По ее взгляду я мгновенно понял, о чем она говорит.

– Почему ты ушла?

Она затянулась еще разок. Выдохнула.

– Потому что наши отношения были непрекращающимся сражением. Понимаешь? Мы ни в чем не могли сойтись – не могли даже решить, что будем есть на обед. И все эти маленькие ежедневные битвочки сожгли между нами все мосты. – Она подула на кончик сигареты. – Хотя это не совсем правда. Для меня в твоей жизни не оказалось места. Я не хотела быть просто твоей любовницей. Подстилкой.

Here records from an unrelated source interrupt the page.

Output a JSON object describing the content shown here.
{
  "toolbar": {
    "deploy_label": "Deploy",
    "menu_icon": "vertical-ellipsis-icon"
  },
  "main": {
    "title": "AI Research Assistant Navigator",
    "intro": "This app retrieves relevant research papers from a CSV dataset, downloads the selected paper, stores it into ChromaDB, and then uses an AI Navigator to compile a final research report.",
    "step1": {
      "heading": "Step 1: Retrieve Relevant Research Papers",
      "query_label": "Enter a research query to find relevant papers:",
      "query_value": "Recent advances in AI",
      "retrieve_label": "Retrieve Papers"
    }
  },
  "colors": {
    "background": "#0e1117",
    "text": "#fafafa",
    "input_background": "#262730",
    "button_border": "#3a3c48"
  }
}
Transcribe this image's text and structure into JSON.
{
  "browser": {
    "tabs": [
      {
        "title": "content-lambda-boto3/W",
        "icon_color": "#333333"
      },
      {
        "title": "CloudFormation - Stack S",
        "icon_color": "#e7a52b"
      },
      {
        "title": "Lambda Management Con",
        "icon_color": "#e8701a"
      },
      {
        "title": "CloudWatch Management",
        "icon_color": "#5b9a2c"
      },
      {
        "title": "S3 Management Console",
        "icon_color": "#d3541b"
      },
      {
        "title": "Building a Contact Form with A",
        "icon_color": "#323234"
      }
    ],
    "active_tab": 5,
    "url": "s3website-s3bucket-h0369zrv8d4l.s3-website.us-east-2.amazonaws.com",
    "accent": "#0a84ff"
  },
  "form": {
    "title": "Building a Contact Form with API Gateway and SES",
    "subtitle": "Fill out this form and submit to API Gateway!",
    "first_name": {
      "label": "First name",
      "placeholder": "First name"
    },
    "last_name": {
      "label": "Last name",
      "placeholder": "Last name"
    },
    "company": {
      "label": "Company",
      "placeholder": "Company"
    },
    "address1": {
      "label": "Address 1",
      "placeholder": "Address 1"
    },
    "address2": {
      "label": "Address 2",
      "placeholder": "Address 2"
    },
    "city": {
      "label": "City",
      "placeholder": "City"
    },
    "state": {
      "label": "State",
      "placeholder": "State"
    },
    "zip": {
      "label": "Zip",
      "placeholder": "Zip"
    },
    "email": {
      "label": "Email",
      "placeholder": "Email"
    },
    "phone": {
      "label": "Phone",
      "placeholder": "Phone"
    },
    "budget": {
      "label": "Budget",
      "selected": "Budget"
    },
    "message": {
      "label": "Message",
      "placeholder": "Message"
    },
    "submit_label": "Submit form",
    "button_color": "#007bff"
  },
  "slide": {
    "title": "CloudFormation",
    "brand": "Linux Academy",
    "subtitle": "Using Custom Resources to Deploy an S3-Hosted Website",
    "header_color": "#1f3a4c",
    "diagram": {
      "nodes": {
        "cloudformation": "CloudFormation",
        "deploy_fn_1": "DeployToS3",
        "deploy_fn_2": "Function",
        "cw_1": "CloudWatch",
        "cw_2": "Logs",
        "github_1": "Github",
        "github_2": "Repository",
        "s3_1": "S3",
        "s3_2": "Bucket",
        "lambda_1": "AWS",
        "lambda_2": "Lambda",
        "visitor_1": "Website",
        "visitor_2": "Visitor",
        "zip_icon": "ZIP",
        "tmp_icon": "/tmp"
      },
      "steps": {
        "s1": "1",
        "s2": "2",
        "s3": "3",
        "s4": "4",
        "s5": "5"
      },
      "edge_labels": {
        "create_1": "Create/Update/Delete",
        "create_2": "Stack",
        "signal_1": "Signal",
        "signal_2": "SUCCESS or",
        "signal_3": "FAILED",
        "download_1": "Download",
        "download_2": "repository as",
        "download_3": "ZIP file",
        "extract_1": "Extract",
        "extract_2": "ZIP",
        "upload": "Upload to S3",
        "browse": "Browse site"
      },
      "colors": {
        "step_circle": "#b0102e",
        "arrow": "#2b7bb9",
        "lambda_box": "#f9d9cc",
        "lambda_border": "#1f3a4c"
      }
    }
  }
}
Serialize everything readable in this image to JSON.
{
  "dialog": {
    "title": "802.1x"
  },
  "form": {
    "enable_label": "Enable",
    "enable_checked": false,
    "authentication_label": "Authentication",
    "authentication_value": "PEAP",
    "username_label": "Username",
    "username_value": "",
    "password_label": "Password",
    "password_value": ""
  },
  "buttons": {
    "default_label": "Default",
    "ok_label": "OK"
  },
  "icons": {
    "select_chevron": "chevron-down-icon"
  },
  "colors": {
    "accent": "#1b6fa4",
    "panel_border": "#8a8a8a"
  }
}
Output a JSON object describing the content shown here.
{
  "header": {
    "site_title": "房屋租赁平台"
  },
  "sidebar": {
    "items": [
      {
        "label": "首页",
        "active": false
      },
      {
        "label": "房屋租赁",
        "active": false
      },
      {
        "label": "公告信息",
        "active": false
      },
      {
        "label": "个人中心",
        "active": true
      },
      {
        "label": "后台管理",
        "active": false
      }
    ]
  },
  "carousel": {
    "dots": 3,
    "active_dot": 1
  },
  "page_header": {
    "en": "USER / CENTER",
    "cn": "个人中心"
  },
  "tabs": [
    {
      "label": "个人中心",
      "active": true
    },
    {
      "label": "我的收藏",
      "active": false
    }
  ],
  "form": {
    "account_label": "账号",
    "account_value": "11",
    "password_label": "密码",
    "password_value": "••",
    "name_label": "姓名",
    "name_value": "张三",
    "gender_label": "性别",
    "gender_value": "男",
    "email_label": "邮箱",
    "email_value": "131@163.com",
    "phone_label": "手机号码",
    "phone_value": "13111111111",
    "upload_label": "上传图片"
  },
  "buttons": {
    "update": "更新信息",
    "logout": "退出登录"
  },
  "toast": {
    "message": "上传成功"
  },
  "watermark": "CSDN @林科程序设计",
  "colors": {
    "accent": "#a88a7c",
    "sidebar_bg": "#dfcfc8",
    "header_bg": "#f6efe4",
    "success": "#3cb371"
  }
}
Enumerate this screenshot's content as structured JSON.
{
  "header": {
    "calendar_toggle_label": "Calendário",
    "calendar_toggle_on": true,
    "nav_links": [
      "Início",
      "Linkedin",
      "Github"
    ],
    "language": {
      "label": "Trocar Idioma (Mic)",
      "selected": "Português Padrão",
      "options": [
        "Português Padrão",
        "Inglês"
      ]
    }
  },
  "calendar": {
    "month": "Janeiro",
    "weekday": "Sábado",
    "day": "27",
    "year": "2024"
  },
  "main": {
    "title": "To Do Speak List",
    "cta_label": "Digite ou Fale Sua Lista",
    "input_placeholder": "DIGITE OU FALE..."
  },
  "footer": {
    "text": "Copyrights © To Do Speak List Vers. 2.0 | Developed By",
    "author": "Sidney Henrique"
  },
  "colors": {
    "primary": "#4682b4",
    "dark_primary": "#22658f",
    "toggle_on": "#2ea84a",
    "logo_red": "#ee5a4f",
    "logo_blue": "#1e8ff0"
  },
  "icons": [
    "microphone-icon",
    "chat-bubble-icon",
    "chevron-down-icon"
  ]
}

Девочкой на подтанцовке. – Она посмотрела на меня с прищуром. – И ты никогда не просил меня стать твоей женой. У тебя не было ни таланта, ни интереса к моей работе, а у меня не было ни способностей, ни навыков к твоей. Ты мог как-то влиять на мою жизнь… я могла влиять на твою… но друг на друга одновременно мы влиять не могли. Поэтому я ушла. В таком ключе, я смотрю, ты никогда не думал?

– Никогда, – признался я.

– Интересные дела… – Она переломила сигарету посередине. – А я-то думала – это все так очевидно. Но хоть сейчас мы что-то можем делать вместе. – Она прижалась ко мне, чуть раздвинув губы для поцелуя. Струйки дыма все еще срывались с самых их краешков, делая ее похожей на дракона. – Хоть сейчас мы что-то делаем вместе… помимо того, что будем делать прямо сейчас.

* * *

Я приготовил для Рози завтрак: бекон, яйца, тосты. Каждые пару недель я ездил в Калифорнию на ферму и привозил продукты. Раз уж принял решение жить в глубинке, нет никакой нужды два часа тратить на то, чтобы ехать в город за каким-то фастфудом. Лучше питаться нормально и ценить отведенное тебе время.

– Какой у тебя план? – спросила она за чашечкой кофе.

Я вдруг почувствовал себя неуютно и с хилой улыбочкой сделал вид, что очень уж сосредоточен на процессе намазывания масла на хлеб.

– Никакого плана у меня нет. Если бы она была человеком, я бы спросил, какие чувства у нее вызывает музыка.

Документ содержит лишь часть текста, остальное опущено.